Et alors que le monde entier proteste contre l’exécution[1] de six prisonniers politiques espagnols, Dalí déclare, froidement : « En vérité, il faudrait trois fois plus d’exécutions que celles qui ont eu lieu. » Dalí exprime à plusieurs reprises son admiration pour Franco, qui le reçoit dans son palais en 1956 pour un entretien privé : « Dans ma vie, l’une de mes grandes qualités est d’avoir eu un généralissime Franco. » Ou encore : « J’ai une grande admiration pour Franco, qui a ressuscité l’Espagne. »

En 1964, Dalí est officiellement adoubé par le régime lorsqu’il reçoit la plus importante distinction honorifique nationale, la Grande Croix d’Isabelle la Catholique, en signe de « reconnaissance publique et officielle de l’attitude patriotique du grand artiste ». Manuel Fraga, le ministre qui lui remet l’insigne, insiste bien sur le fait que, « au-delà de toute son œuvre », c’est parce qu’il a été un « Espagnol loyal dans les moments difficiles… qui n’a pas renoncé à son passeport », qu’il est décoré.

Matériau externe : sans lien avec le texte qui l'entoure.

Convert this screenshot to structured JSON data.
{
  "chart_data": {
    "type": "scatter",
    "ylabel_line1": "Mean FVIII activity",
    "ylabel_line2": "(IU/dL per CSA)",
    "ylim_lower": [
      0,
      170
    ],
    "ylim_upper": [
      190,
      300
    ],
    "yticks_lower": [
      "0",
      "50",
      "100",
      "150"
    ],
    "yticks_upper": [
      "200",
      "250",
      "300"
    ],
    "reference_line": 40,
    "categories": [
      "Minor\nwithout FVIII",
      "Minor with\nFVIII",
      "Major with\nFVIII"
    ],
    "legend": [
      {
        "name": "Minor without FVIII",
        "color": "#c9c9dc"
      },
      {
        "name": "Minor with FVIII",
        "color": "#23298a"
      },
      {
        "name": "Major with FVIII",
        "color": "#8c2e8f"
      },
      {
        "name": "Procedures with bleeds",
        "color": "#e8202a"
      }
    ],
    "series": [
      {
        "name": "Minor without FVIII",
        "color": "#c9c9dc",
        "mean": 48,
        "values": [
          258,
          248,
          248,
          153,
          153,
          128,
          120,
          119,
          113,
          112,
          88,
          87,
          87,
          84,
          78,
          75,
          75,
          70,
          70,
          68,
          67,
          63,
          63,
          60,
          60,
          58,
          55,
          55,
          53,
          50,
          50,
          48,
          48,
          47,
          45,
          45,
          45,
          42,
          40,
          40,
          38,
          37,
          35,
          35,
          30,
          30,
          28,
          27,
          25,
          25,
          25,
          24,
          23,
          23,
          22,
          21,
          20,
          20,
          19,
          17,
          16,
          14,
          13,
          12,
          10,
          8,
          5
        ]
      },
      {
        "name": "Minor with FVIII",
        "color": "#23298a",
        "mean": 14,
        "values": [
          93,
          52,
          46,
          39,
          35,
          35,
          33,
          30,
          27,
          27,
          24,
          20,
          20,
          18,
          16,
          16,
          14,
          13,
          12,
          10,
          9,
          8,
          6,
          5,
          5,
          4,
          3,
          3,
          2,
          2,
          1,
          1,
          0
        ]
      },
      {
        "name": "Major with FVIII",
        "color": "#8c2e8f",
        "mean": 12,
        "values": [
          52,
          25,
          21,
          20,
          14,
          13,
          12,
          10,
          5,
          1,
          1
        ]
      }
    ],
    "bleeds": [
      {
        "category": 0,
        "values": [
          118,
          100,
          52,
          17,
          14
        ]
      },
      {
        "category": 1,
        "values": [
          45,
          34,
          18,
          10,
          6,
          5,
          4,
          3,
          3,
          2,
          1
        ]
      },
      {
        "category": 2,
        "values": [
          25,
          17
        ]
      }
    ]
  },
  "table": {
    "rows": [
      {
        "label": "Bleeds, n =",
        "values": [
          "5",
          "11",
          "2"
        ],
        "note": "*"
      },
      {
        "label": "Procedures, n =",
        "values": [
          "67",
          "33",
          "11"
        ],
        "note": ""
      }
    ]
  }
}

Au bon serviteur, le régime reconnaissant. L’admiration que Dalí éprouve pour le dictateur se matérialise dans un portrait équestre de la petite-fille de Franco, en 1974. À cette occasion, il le rencontre une nouvelle fois à Madrid, et les photos les montrent tous deux conversant, seuls ou en compagnie de madame Franco, ou devant le tableau, qui représente donc Carmen Martínez-Bordiú enfant, alors qu’elle est enceinte et qu’elle va se marier avec un Bourbon au moment de la réalisation de l’œuvre… En Espagne comme en France, on ne retient pas toujours de Dalí son apologie du franquisme. Pire, ceci est considéré comme un aspect secondaire de sa vie, comme une simple provocation. Comme si le fait d’appuyer le franquisme n’avait pas été, n’était pas quelque chose de questionnable, qui mériterait que l’on s’y intéresse. Dalí, qui, avec Picasso, était l’Espagnol vivant le plus connu dans le monde à cette époque, n’a pas choisi d’utiliser sa notoriété pour dénoncer, comme d’autres l’ont fait, un dictateur et un régime qui ont tué, emprisonné, torturé et réprimé des centaines de milliers de personnes. Bien au contraire. Un détail ? Allez le dire, en Espagne, aux victimes de la dictature. Il en reste encore. »

Cesar BIRENE

(Revue Les Hommes sans Epaules).


[1] Le 3 décembre 1970, débute le procès de Burgos, un tribunal militaire espagnol juge seize militants indépendantistes du mouvement Patrie basque et liberté (ETA), accusés d’avoir abattu Melintón Manzanas, grand tortionnaire et chef de la police politique du Gipuzkoa. Suite à d’importantes mobilisations de l’opinion publique en Pays Basque, mais aussi en Espagne et dans le monde entier, les « seize de Burgos », dont neuf condamnées à morts, sont finalement graciés par Franco et demeurent en prison jusqu’en 1977.